Il faut savoir que le niveau individuel d’expertise professionnelle personnelle des manipulateurs est très hétérogène dans notre petit pays car la majorité des membres du personnel clinique ont reçu leur formation à l'étranger. En réalité, c'est le radiologue qui prend la décision, de façon individuelle et personnelle, de déléguer en partie ses propres tâches à un manipulateur particulier. À mon avis, les principaux facteurs pouvant limiter une plus grande autonomie des manipulateurs sont la confiance mutuelle personnelle et la crédibilité professionnelle, deux conditions qui devraient se développer entre partenaires de travail ayant établi une relation de confiance.

 

Mon Intérêt Pour La Radiologie Au Niveau Européen m’a Confirmé Que Les Bonnes Alliances Sont De Puissants Moteurs Du Changement.
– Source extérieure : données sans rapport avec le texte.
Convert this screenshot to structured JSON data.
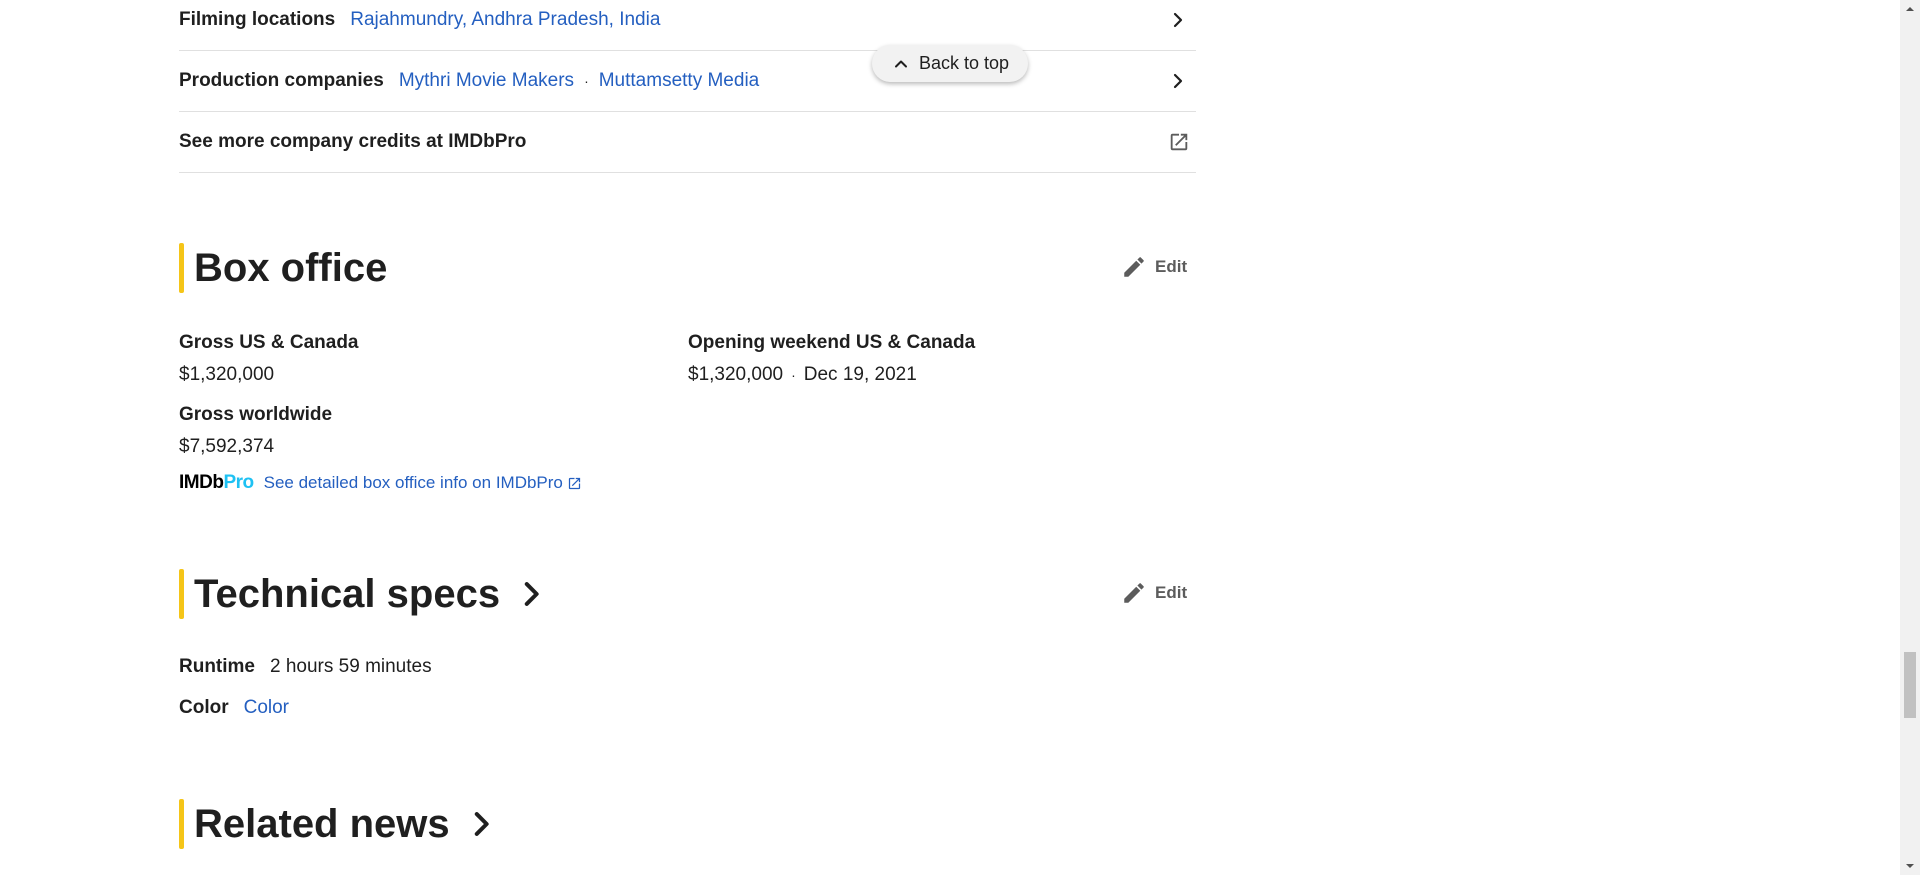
{
  "details": {
    "filming_locations": {
      "label": "Filming locations",
      "links": [
        "Rajahmundry, Andhra Pradesh, India"
      ]
    },
    "production_companies": {
      "label": "Production companies",
      "links": [
        "Mythri Movie Makers",
        "Muttamsetty Media"
      ],
      "separator": "·"
    },
    "company_credits": {
      "label": "See more company credits at IMDbPro"
    }
  },
  "back_to_top": {
    "label": "Back to top"
  },
  "box_office": {
    "title": "Box office",
    "edit_label": "Edit",
    "gross_us": {
      "label": "Gross US & Canada",
      "value": "$1,320,000"
    },
    "gross_worldwide": {
      "label": "Gross worldwide",
      "value": "$7,592,374"
    },
    "opening_weekend": {
      "label": "Opening weekend US & Canada",
      "value": "$1,320,000",
      "separator": "·",
      "date": "Dec 19, 2021"
    },
    "imdbpro": {
      "logo_imdb": "IMDb",
      "logo_pro": "Pro",
      "link": "See detailed box office info on IMDbPro"
    }
  },
  "technical_specs": {
    "title": "Technical specs",
    "edit_label": "Edit",
    "runtime": {
      "label": "Runtime",
      "value": "2 hours 59 minutes"
    },
    "color": {
      "label": "Color",
      "value": "Color"
    }
  },
  "related_news": {
    "title": "Related news"
  },
  "colors": {
    "accent": "#f5c518",
    "link": "#245fc0",
    "imdbpro_blue": "#1ec1f3",
    "text": "#1f1f1f"
  },
  "icons": {
    "row_chevron": "chevron-right-icon",
    "external": "external-link-icon",
    "back_to_top": "chevron-up-icon",
    "edit": "pencil-icon",
    "title_chevron": "chevron-right-icon"
  }
}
Au cours de ma carrière, j'ai rencontré des personnes avec lesquelles il était possible de bâtir une action commune ou de mener des combats politiques au niveau européen afin d’amener de nouvelles idées à se réali- ser. Par exemple, par l’action commune de l’initiative « Alliance pour l'IRM » nous avons réussi, ensemble, à provoquer la révision d’une directive européenne. Ce fut un bel exemple de lobbying efficace, en travaillant directement en faveur des soins aux patients et simultanément d'un très important outil de diagnostic, honoré par un prix Nobel. Cela a également montré que la coopération entre les différents organismes professionnels tels que l'Union Européenne des Médecins- Spécialistes (UEMS) et la Société Européenne de Radiologie (ESR) pouvait atteindre des objectifs professionnels élevés.

 

L'UEMS Est La Plus Ancienne Union International De Professionnels Médicaux En Europe.

Le travail accompli par nos prédécesseurs à l'UEMS est impressionnant et j'espère être leur digne successeur. Créée en 1958 par six organisations membres fondateurs (d’Allemagne, de Belgique, de France, d’Italie, du Luxembourg et des Pays-Bas), l'UEMS représente aujourd'hui plus de 1,4 millions de médecins spécialistes fédérés dans 30 organisations nationales et travaillant dans 38 sections spécialisées. Le formidable travail qui a déjà été accompli est une garantie très forte pour la cohérence et la qualité des soins médicaux en Europe ; les sections définissent les programmes de formation des spécialités ; le Conseil Européen d'Accréditation pour la Formation Médicale Continue (EACCME) s’occupe de l'accréditation des rencontres et autres événements de formation médicale continue / développement professionnel continu (FMC / DPC) sur base de critères élevés, adaptés en permanence aux exigences de l’évolution scientifique et de la société. En plus, des activités de conseil auprès du Parlement européen et de la Commission européenne sont régulièrement demandées.